Abstract:
This is joint work with Tino Ullrich (University of Bonn).
We consider approximations of multivariate functions using m terms from its tensorized
Faber–Schauder expansion. The univariate Faber–Schauder system on $[0, 1]$ is given by
dyadic dilates and translates (in the wavelet sense) of the $L_1$ normalized simple hat
function with support in $[0, 1]$. We obtain a hierarchical basis which will be tensorized
over all levels (hyperbolic) to get the dictionary $\mathcal F$. The worst-case error with respect
to a class of functions $\mathbf{\mathrm{F}} \hookrightarrow X$ is measured by the usual best $m$-term widths denoted
by $\sigma_m(\mathbf{\mathrm{F}}, \mathcal{F})_X$, where the error is measured in $X$. We constructively prove the following
sharp asymptotical bound for the class of Besov spaces with small mixed smoothness (i.e.
$1/p < r < min\{1/\theta - 1, 2\}$) in $L_q (p < q \le \infty)$ $$\sigma_m(S^r_{p,\theta}B,\mathcal{F})_q \asymp m^{-r}$$
Note that this asymptotical rate of convergence does not depend on the dimension
$d$ (only the constants behind). In addition, this result holds for $q = 1$ and to our best
knowledge this is the first sharp result involving $L_1$ as a target space. We emphasize two
more things.

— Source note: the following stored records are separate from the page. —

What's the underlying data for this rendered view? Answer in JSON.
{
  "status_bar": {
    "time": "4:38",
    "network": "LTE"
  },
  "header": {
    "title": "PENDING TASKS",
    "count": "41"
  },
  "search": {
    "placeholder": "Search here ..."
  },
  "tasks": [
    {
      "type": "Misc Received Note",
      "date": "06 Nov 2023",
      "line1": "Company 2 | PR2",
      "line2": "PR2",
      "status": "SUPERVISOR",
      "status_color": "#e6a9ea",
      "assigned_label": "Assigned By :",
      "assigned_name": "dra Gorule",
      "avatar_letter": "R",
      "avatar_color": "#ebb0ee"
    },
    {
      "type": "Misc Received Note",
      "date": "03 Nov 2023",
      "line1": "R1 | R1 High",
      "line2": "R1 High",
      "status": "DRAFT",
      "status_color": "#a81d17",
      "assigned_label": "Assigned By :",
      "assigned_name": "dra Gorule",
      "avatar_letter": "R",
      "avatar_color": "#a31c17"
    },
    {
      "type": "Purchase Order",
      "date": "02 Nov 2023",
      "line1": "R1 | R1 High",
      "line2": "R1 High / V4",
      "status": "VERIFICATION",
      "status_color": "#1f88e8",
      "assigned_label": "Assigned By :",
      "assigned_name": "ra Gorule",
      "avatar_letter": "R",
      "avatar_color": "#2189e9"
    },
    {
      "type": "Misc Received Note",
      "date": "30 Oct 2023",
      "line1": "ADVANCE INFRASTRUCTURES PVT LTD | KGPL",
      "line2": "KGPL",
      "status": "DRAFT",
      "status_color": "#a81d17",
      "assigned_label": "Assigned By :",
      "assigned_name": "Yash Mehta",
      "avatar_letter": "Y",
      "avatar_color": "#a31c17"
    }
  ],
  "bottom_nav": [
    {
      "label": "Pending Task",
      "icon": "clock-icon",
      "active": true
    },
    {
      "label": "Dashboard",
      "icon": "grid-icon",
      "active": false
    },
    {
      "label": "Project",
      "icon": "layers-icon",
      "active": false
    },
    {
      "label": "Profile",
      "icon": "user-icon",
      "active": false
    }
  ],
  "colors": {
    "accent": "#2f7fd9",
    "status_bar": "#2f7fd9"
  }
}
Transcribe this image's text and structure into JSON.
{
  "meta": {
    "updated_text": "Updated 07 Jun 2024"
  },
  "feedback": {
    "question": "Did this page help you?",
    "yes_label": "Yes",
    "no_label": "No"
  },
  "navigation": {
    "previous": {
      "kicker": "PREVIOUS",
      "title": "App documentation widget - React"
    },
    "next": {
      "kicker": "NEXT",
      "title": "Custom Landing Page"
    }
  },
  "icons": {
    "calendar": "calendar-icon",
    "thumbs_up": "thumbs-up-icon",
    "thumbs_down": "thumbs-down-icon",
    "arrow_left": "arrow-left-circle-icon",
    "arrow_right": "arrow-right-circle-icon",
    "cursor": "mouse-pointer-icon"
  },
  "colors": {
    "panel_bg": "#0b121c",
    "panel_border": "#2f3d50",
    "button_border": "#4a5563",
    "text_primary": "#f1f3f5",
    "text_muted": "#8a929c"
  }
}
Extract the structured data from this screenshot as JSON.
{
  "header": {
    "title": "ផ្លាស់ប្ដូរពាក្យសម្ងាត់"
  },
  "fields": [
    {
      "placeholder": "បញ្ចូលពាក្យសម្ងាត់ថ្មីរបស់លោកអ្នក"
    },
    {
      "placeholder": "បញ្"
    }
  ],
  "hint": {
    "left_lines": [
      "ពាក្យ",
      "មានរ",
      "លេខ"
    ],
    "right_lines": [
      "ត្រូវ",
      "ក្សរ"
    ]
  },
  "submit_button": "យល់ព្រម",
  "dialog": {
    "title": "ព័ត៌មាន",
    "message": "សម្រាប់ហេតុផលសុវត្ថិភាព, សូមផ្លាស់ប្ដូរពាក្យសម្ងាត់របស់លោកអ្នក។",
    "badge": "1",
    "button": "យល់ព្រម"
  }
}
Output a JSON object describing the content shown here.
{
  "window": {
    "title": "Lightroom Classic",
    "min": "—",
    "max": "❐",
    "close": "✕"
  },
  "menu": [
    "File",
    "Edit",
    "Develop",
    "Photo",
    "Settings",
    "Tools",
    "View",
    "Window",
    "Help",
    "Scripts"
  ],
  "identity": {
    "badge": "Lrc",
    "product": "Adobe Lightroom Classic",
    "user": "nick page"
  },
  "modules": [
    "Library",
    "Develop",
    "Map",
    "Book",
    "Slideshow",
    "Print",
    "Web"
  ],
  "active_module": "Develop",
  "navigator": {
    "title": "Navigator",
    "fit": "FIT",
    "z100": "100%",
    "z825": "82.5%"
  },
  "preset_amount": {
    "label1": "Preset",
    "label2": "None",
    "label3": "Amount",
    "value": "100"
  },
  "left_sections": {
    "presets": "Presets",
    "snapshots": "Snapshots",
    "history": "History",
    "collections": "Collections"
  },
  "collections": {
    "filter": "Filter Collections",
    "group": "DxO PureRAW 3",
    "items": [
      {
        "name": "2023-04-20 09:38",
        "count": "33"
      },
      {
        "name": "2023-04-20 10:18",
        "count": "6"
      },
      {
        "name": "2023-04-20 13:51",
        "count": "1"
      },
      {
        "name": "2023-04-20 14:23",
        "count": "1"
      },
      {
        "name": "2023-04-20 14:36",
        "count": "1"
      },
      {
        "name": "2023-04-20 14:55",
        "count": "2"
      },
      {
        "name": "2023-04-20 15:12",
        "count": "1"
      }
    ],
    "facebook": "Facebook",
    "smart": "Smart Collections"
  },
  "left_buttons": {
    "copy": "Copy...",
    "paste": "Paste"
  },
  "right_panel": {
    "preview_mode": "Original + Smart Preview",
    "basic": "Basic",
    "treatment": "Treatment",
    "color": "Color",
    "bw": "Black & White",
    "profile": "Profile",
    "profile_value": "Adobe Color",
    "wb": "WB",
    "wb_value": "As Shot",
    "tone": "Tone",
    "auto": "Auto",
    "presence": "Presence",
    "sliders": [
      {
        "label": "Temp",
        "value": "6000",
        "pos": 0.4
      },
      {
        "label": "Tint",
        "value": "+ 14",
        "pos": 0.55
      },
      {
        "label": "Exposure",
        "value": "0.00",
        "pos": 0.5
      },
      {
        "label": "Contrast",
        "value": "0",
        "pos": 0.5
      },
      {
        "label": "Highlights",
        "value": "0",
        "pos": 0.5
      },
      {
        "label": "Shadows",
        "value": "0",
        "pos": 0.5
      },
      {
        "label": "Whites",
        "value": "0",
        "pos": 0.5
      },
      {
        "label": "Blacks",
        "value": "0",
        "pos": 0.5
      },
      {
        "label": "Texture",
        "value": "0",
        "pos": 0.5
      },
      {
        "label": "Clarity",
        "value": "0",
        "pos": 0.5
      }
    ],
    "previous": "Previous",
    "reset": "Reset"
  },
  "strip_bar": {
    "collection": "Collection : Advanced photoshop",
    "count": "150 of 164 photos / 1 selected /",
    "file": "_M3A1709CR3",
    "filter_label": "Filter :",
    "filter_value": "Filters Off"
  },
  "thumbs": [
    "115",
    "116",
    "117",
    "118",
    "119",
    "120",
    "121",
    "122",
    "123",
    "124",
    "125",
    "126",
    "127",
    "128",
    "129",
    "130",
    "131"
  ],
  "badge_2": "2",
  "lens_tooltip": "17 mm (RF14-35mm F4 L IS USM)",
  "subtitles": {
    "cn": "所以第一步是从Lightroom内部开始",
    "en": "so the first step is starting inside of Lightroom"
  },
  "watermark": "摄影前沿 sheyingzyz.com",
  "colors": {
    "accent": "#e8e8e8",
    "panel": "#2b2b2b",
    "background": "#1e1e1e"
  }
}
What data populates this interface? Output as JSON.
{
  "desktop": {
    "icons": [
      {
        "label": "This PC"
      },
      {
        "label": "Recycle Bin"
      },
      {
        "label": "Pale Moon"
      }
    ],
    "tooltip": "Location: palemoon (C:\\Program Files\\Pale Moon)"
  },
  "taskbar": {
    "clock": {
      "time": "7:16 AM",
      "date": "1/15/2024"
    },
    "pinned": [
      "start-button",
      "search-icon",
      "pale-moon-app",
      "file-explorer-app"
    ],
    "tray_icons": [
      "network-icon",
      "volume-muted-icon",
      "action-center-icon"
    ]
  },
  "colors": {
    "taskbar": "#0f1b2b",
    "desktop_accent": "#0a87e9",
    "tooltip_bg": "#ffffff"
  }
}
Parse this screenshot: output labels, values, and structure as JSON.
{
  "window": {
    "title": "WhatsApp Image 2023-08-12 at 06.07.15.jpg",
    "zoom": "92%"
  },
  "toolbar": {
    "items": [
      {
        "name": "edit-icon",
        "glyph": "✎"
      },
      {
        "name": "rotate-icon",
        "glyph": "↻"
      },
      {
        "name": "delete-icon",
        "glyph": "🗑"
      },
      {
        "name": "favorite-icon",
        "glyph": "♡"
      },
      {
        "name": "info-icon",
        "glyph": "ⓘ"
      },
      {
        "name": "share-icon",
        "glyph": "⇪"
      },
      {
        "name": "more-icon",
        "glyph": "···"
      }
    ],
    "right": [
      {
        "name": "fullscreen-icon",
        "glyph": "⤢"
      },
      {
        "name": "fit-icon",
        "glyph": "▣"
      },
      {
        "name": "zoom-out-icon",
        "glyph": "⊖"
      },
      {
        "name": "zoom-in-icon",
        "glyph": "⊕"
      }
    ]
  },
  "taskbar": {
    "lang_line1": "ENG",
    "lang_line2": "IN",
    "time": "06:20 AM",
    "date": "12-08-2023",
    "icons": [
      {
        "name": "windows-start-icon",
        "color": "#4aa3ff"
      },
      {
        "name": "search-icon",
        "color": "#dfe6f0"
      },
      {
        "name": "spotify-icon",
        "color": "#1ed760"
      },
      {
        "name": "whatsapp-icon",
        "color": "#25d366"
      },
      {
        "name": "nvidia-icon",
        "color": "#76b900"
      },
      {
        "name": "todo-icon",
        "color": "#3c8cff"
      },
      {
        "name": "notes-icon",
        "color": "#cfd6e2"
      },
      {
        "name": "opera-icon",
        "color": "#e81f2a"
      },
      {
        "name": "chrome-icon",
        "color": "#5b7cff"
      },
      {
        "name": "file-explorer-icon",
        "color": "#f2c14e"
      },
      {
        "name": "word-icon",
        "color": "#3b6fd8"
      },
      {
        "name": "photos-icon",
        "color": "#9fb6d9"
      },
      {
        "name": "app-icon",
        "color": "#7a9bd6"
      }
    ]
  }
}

First, the selection procedure for the coefficients is a level-wise constructive
greedy strategy which only touches a finite prescribed number of coefficients. And second,
due to the use of the Faber–Schauder system, the coefficients are finite linear combinations
of discrete Function values. Hence, this method can be considered as a nonlinear adaptive
sampling algorithm leading to a pure polynomial rate of convergence for any $d$.